Impairment of the class IIa bacteriocin receptor function and membrane structural changes are associated to enterocin CRL35 high resistance in Listeria monocytogenes

• Published in: Biochimica et biophysica acta. General subjects Vol. 1861; no. 7; pp. 1770 - 1776
• Main Authors: Masias, Emilse, Dupuy, Fernando G., da Silva Sanches, Paulo Ricardo, Farizano, Juan Vicente, Cilli, Eduardo, Bellomio, Augusto, Saavedra, Lucila, Minahk, Carlos
• Format: Journal Article
• Language: English
• Published: Netherlands Elsevier B.V 01.07.2017
• Subjects: antibacterial properties; bacteria; Bacteriocins; Bacteriocins - metabolism; Bacteriocins - pharmacology; Cell Membrane - chemistry; cell walls; culture media; Drug Resistance, Bacterial; Enterocin CRL35; Fourier transform infrared spectroscopy; glucose; Glucose - metabolism; hydrophobicity; lipids; Listeria; Listeria monocytogenes; Listeria monocytogenes - drug effects; Listeria monocytogenes - growth & development; Membrane Lipids - analysis; microbial growth; Microbial Sensitivity Tests; peptides; plasma membrane; polymerase chain reaction; RNA; sequence analysis; Synthetic peptides; Synthetic peptides; Listeria; Bacteriocins; Enterocin CRL35
• ISSN: 0304-4165; 1872-8006
• DOI: 10.1016/j.bbagen.2017.03.014

Enterocin CRL35 is a class IIa bacteriocin with anti-Listeria activity. Resistance to these peptides has been associated with either the downregulation of the receptor expression or changes in the membrane and cell walls.
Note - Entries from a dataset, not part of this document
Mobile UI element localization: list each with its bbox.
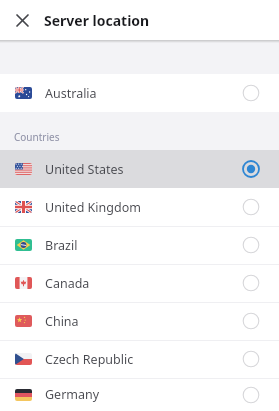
staticText: Australia [45,85,97,102]
staticText: Germany [45,386,100,403]
button[interactable]: Brazil [0,226,279,264]
staticText: Countries [14,130,60,144]
staticText: Server location [44,11,150,30]
button[interactable] [0,0,44,40]
staticText: Brazil [45,237,78,254]
button[interactable]: Australia [0,74,279,112]
button[interactable]: Germany [0,378,279,411]
staticText: United Kingdom [45,199,141,216]
button[interactable]: Czech Republic [0,340,279,378]
staticText: Czech Republic [45,351,134,368]
button[interactable]: Canada [0,264,279,302]
button[interactable]: China [0,302,279,340]
staticText: China [45,313,79,330]
staticText: United States [45,161,124,178]
button[interactable]: United States [0,150,279,188]
button[interactable]: United Kingdom [0,188,279,226]
staticText: Canada [45,275,90,292]
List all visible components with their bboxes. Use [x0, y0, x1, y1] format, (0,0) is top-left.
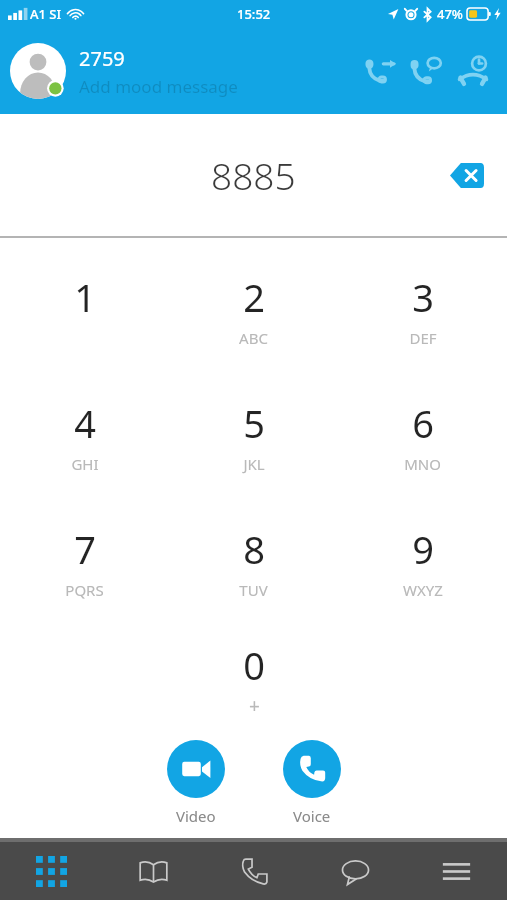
staticText: 2759: [79, 45, 125, 72]
button[interactable]: 9: [338, 498, 507, 624]
button[interactable]: Chats: [305, 842, 406, 900]
staticText: 8885: [211, 150, 296, 200]
staticText: 1: [74, 271, 96, 323]
button[interactable]: Voice: [277, 738, 347, 828]
staticText: WXYZ: [403, 580, 443, 600]
button[interactable]: Video: [161, 738, 231, 828]
staticText: 6: [412, 397, 434, 449]
button[interactable]: 7: [0, 498, 169, 624]
button[interactable]: 1: [0, 246, 169, 372]
button[interactable]: Recent calls: [453, 51, 493, 91]
staticText: 5: [243, 397, 265, 449]
staticText: DEF: [409, 328, 437, 348]
staticText: 8: [243, 523, 265, 575]
staticText: 0: [243, 639, 265, 691]
staticText: Voice: [293, 806, 331, 826]
button[interactable]: Contacts: [102, 842, 204, 900]
button[interactable]: 2759: [10, 43, 238, 99]
staticText: 9: [412, 523, 434, 575]
button[interactable]: Forward call: [361, 51, 401, 91]
staticText: 3: [412, 271, 434, 323]
button[interactable]: Menu: [406, 842, 507, 900]
button[interactable]: 4: [0, 372, 169, 498]
button[interactable]: Call with message: [407, 51, 447, 91]
staticText: ABC: [239, 328, 268, 348]
staticText: GHI: [71, 454, 99, 474]
staticText: 15:52: [237, 5, 271, 23]
button[interactable]: 8: [169, 498, 338, 624]
button[interactable]: Calls: [204, 842, 305, 900]
staticText: JKL: [243, 454, 265, 474]
button[interactable]: 6: [338, 372, 507, 498]
staticText: Video: [176, 806, 216, 826]
staticText: MNO: [404, 454, 441, 474]
staticText: 2: [243, 271, 265, 323]
staticText: TUV: [239, 580, 268, 600]
staticText: 4: [74, 397, 96, 449]
staticText: A1 SI: [30, 5, 62, 23]
button[interactable]: 2: [169, 246, 338, 372]
button[interactable]: 3: [338, 246, 507, 372]
staticText: PQRS: [65, 580, 104, 600]
button[interactable]: Dialpad: [0, 842, 102, 900]
staticText: Add mood message: [79, 75, 238, 98]
button[interactable]: 0: [169, 624, 338, 734]
button[interactable]: Backspace: [445, 153, 489, 197]
staticText: 47%: [437, 5, 463, 23]
staticText: 7: [74, 523, 96, 575]
button[interactable]: 5: [169, 372, 338, 498]
staticText: +: [249, 693, 260, 719]
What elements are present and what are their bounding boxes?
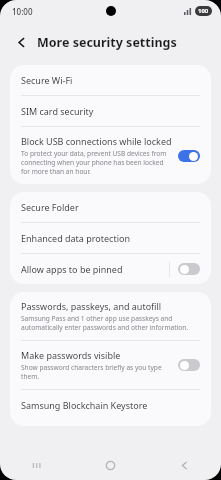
button[interactable]: Switch off: [178, 263, 200, 275]
staticText: Block USB connections while locked: [21, 135, 172, 147]
staticText: More security settings: [37, 34, 177, 51]
button[interactable]: Enhanced data protection: [10, 223, 211, 253]
button[interactable]: Secure Wi-Fi: [10, 65, 211, 95]
staticText: Enhanced data protection: [21, 232, 130, 244]
button[interactable]: Passwords, passkeys, and autofill: [10, 292, 211, 340]
staticText: Secure Wi-Fi: [21, 74, 73, 86]
button[interactable]: Allow apps to be pinned: [10, 254, 211, 284]
staticText: 10:00: [12, 6, 33, 17]
staticText: Show password characters briefly as you …: [21, 363, 172, 381]
button[interactable]: Back: [10, 31, 32, 53]
staticText: SIM card security: [21, 105, 94, 117]
staticText: Make passwords visible: [21, 349, 121, 361]
button[interactable]: SIM card security: [10, 96, 211, 126]
staticText: Samsung Pass and 1 other app use passkey…: [21, 314, 200, 332]
staticText: Allow apps to be pinned: [21, 263, 123, 275]
button[interactable]: Home: [73, 450, 147, 480]
button[interactable]: Switch off: [178, 359, 200, 371]
staticText: Secure Folder: [21, 201, 79, 213]
button[interactable]: Block USB connections while locked: [10, 127, 211, 184]
staticText: Samsung Blockchain Keystore: [21, 399, 148, 411]
button[interactable]: Secure Folder: [10, 192, 211, 222]
staticText: 100: [198, 7, 209, 15]
button[interactable]: Samsung Blockchain Keystore: [10, 390, 211, 420]
button[interactable]: Recents: [0, 450, 73, 480]
staticText: Passwords, passkeys, and autofill: [21, 300, 162, 312]
button[interactable]: Back: [147, 450, 221, 480]
staticText: To protect your data, prevent USB device…: [21, 149, 172, 176]
button[interactable]: Make passwords visible: [10, 341, 211, 389]
button[interactable]: Switch on: [178, 150, 200, 162]
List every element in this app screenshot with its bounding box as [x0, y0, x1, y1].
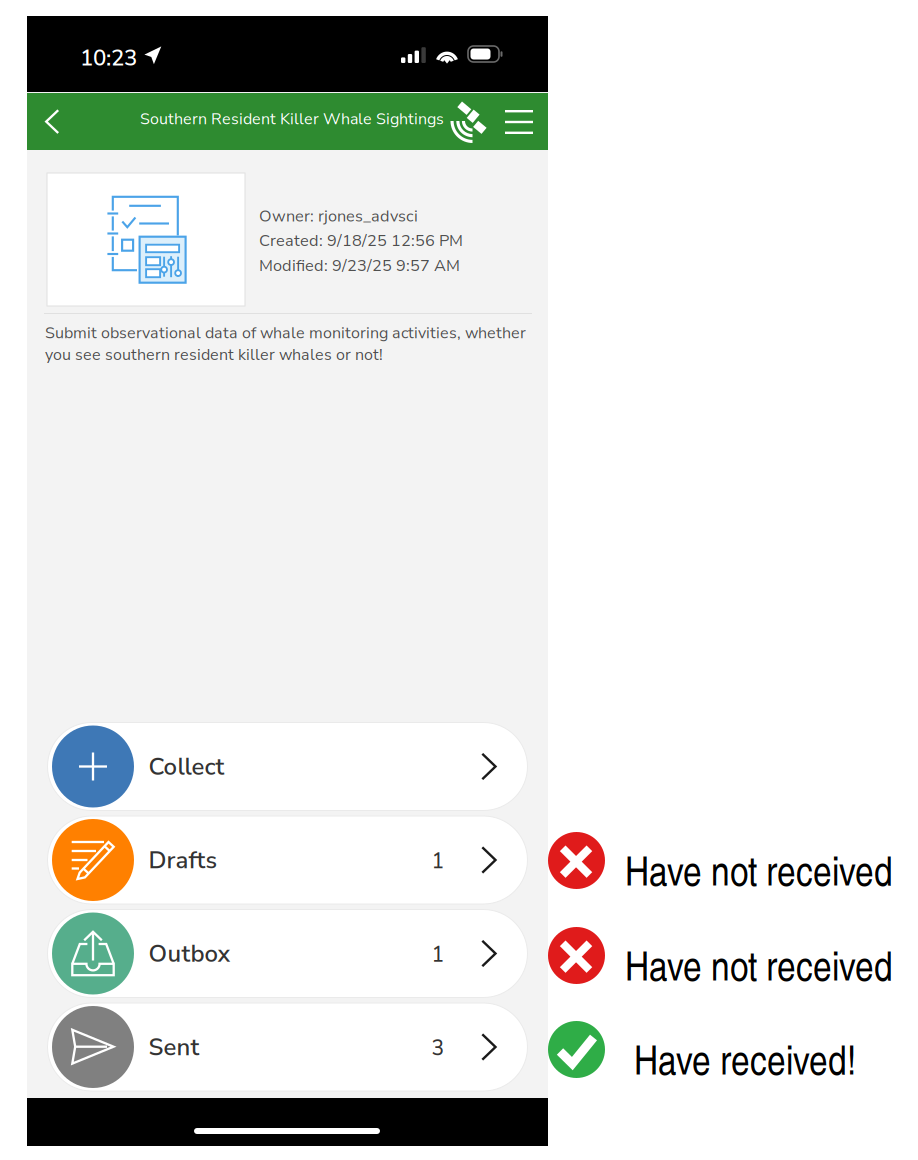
staticText: Drafts [148, 844, 218, 877]
staticText: 3 [432, 1034, 444, 1063]
staticText: Sent [148, 1031, 200, 1064]
button[interactable]: Menu [27, 93, 76, 138]
staticText: Owner: rjones_advsci [259, 205, 418, 227]
staticText: Created: 9/18/25 12:56 PM [259, 230, 463, 252]
staticText: Outbox [148, 938, 230, 970]
staticText: Collect [148, 750, 224, 783]
staticText: Have not received [625, 936, 893, 992]
button[interactable]: Collect [48, 722, 528, 810]
staticText: 1 [432, 847, 444, 876]
staticText: Southern Resident Killer Whale Sightings [140, 108, 444, 130]
staticText: Have received! [634, 1030, 856, 1086]
staticText: 1 [432, 940, 444, 969]
staticText: Have not received [625, 841, 893, 897]
button[interactable]: Sent [48, 1003, 528, 1091]
button[interactable]: Outbox [48, 910, 528, 998]
staticText: 10:23 [80, 43, 137, 73]
button[interactable]: Back [27, 93, 77, 138]
button[interactable]: Drafts [48, 816, 528, 904]
staticText: Modified: 9/23/25 9:57 AM [259, 254, 460, 277]
staticText: Submit observational data of whale monit… [45, 322, 526, 366]
button[interactable]: Location status [27, 93, 75, 141]
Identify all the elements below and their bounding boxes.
The scope of the present work was to characterize enterocin CRL35 resistant Listeria strains with MICs more than 10,000 times higher than the MIC of the WT sensitive strain. Listeria monocytogenes INS7 resistant isolates R2 and R3 were characterized by 16S RNA gene sequencing and rep-PCR. Bacterial growth kinetic was studied in different culture media. Plasma membranes of sensitive and resistant bacteria were characterized by FTIR and Langmuir monolayer techniques. The growth kinetic of the resistant isolates was slower as compared to the parental strain in TSB medium. Moreover, the resistant isolates barely grew in a glucose-based synthetic medium, suggesting that these cells had a major alteration in glucose transport. Resistant bacteria also had alterations in their cell wall and, most importantly, membrane lipids. In fact, even though enterocin CRL35 was able to bind to the membrane-water interface of both resistant and parental sensitive strains, this peptide was only able to get inserted into the latter membranes. These results indicate that bacteriocin receptor is altered in combination with membrane structural modifications in enterocin CRL35-resistant L. monocytogenes strains. Highly enterocin CRL35-resistant isolates derived from Listeria monocytogenes INS7 have not only an impaired glucose transport but also display structural changes in the hydrophobic core of their plasma membranes. [Display omitted] •Two Listeria monocytogenes isolates resistant to enterocin CRL35 were characterized.•Both resistant isolates had impaired glucose transport, which is indicative of alteration of the mannose-PTS complex.•Resistant isolates could be distinguish from each other based on cell wall differences.•R2 and R3 isolates displayed major changes in the membrane lipids.•Enterocin CRL35 was able to bind to the membrane surface of resistant cells but it could not get inserted into these membranes.